Summary

Business Challenge
The showroom already had a valuable product category and strong local demand, but its paid search setup was not built to capture serious buyers. Campaigns were mixing different user intents, including people casually researching watches, looking for service-related queries, comparing brands, or browsing without a clear purchase plan.
This created several problems at once. The account generated clicks, but too many of them came from users who were unlikely to buy. Phone calls and form actions were not properly separated by value. The team also had limited confidence in revenue attribution because showroom purchases often happened offline after a call or appointment.
Solutions
1
Campaign Structure Rebuild
We reorganized the account around intent instead of keeping all traffic inside broad campaigns. This made it easier to control budgets, improve lead quality, and understand which searches were producing real business value.
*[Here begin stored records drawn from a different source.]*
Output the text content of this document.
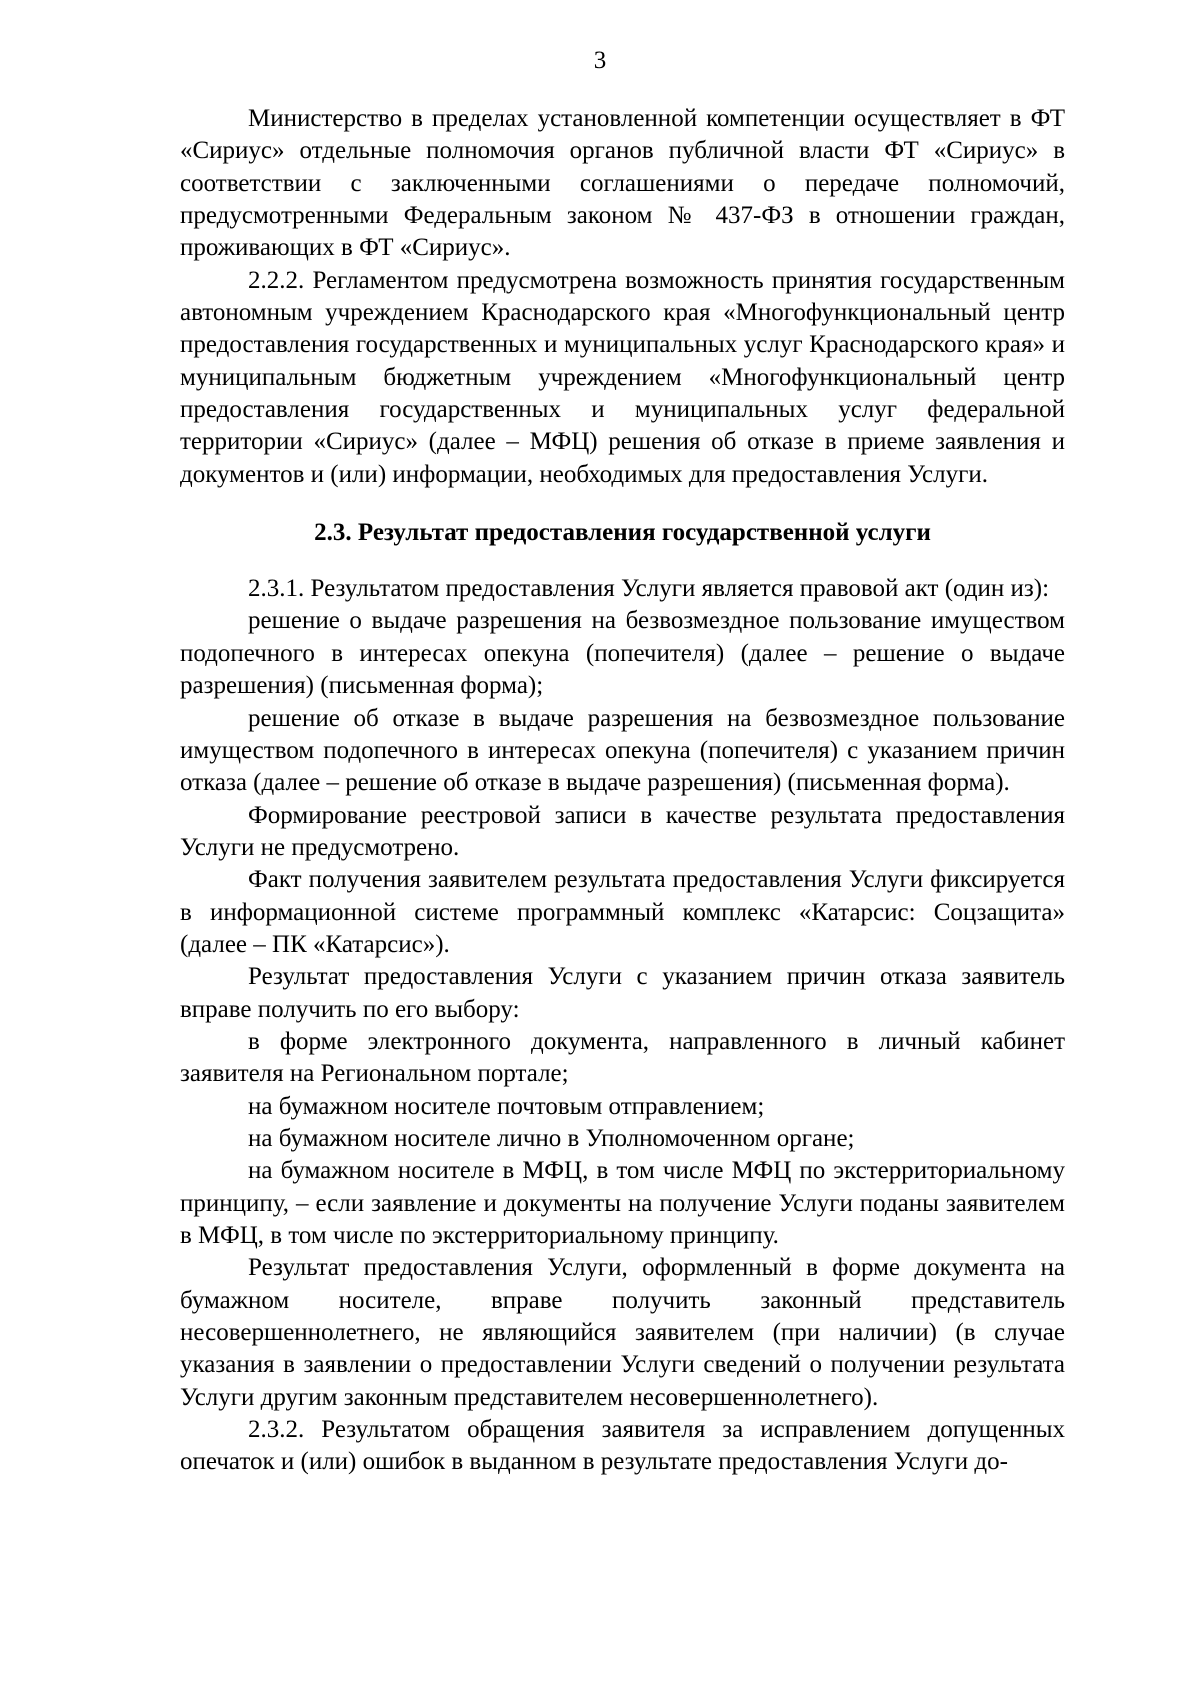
3

Министерство в пределах установленной компетенции осуществляет в ФТ «Сириус» отдельные полномочия органов публичной власти ФТ «Сириус» в соответствии с заключенными соглашениями о передаче полномочий, предусмотренными Федеральным законом № 437-ФЗ в отношении граждан, проживающих в ФТ «Сириус».

2.2.2. Регламентом предусмотрена возможность принятия государственным автономным учреждением Краснодарского края «Многофункциональный центр предоставления государственных и муниципальных услуг Краснодарского края» и муниципальным бюджетным учреждением «Многофункциональный центр предоставления государственных и муниципальных услуг федеральной территории «Сириус» (далее – МФЦ) решения об отказе в приеме заявления и документов и (или) информации, необходимых для предоставления Услуги.

2.3. Результат предоставления государственной услуги

2.3.1. Результатом предоставления Услуги является правовой акт (один из):

решение о выдаче разрешения на безвозмездное пользование имуществом подопечного в интересах опекуна (попечителя) (далее – решение о выдаче разрешения) (письменная форма);

решение об отказе в выдаче разрешения на безвозмездное пользование имуществом подопечного в интересах опекуна (попечителя) с указанием причин отказа (далее – решение об отказе в выдаче разрешения) (письменная форма).

Формирование реестровой записи в качестве результата предоставления Услуги не предусмотрено.

Факт получения заявителем результата предоставления Услуги фиксируется в информационной системе программный комплекс «Катарсис: Соцзащита» (далее – ПК «Катарсис»).

Результат предоставления Услуги с указанием причин отказа заявитель вправе получить по его выбору:

в форме электронного документа, направленного в личный кабинет заявителя на Региональном портале;

на бумажном носителе почтовым отправлением;

на бумажном носителе лично в Уполномоченном органе;

на бумажном носителе в МФЦ, в том числе МФЦ по экстерриториальному принципу, – если заявление и документы на получение Услуги поданы заявителем в МФЦ, в том числе по экстерриториальному принципу.

Результат предоставления Услуги, оформленный в форме документа на бумажном носителе, вправе получить законный представитель несовершеннолетнего, не являющийся заявителем (при наличии) (в случае указания в заявлении о предоставлении Услуги сведений о получении результата Услуги другим законным представителем несовершеннолетнего).

2.3.2. Результатом обращения заявителя за исправлением допущенных опечаток и (или) ошибок в выданном в результате предоставления Услуги до-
The updated campaign structure included:
- Specific Rolex models.
- Local showroom-intent campaigns.
- Pre-owned Rolex keyword groups.
- Retargeting campaigns.
This helped the account focus spend on people who were actively looking for a Rolex showroom, pre-owned Rolex models, or a place to buy luxury watches locally.
2
High-Intent Keyword Optimization
The biggest improvement came from filtering out low-value traffic and focusing on searches that showed clear purchase intent. Instead of optimizing only for clicks or general watch interest, we prioritized keywords connected to local buying behavior.
At the same time, we reduced spend on informational, service-related, and low-commercial-intent queries that were unlikely to turn into showroom visits or purchases.
3
Lead Quality Improvements
The initial campaigns were bringing in leads, but not enough of them had strong purchase intent. We changed optimization priorities to focus on conversion actions that were closer to revenue.
Instead of treating every interaction the same way, we separated the value of different actions:
- Phone calls.
- Showroom booking intent.
- Website lead actions.
- Purchase-related keyword behavior.
4
ROAS Measurement
Because luxury watch purchases often happen after a call or in-person visit, standard online conversion tracking was not enough. We connected advertising performance to confirmed purchase data, so the team could understand which campaigns were producing revenue.
This made it possible to measure:
- Cost per phone lead.
- Cost per purchase.
- Revenue from tracked purchases.
- ROAS from confirmed buyers.
- Campaign-level lead quality.
- Keyword-level conversion value.
5
Budget Reallocation Based on Buyer Intent
Once we had clearer performance data, we shifted budget toward campaigns and keywords that produced better-quality leads. Campaigns with strong cost per conversion and purchase potential received more attention, while lower-performing traffic campaigns were reduced or limited.
The strongest performers included:
- Retargeting campaigns.
- Search campaigns for watch models.
- Local showroom-intent campaigns.
- Branded and near-brand watch searches.
Project Results
After three months, the account became a more efficient PPC system built around real showroom revenue, not just traffic volume.
The most important improvement was not only the lower cost per lead. The campaign started bringing in better buyers. With stronger targeting, cleaner campaign structure, and revenue-based optimization, the average revenue from a showroom booking increased by 5x.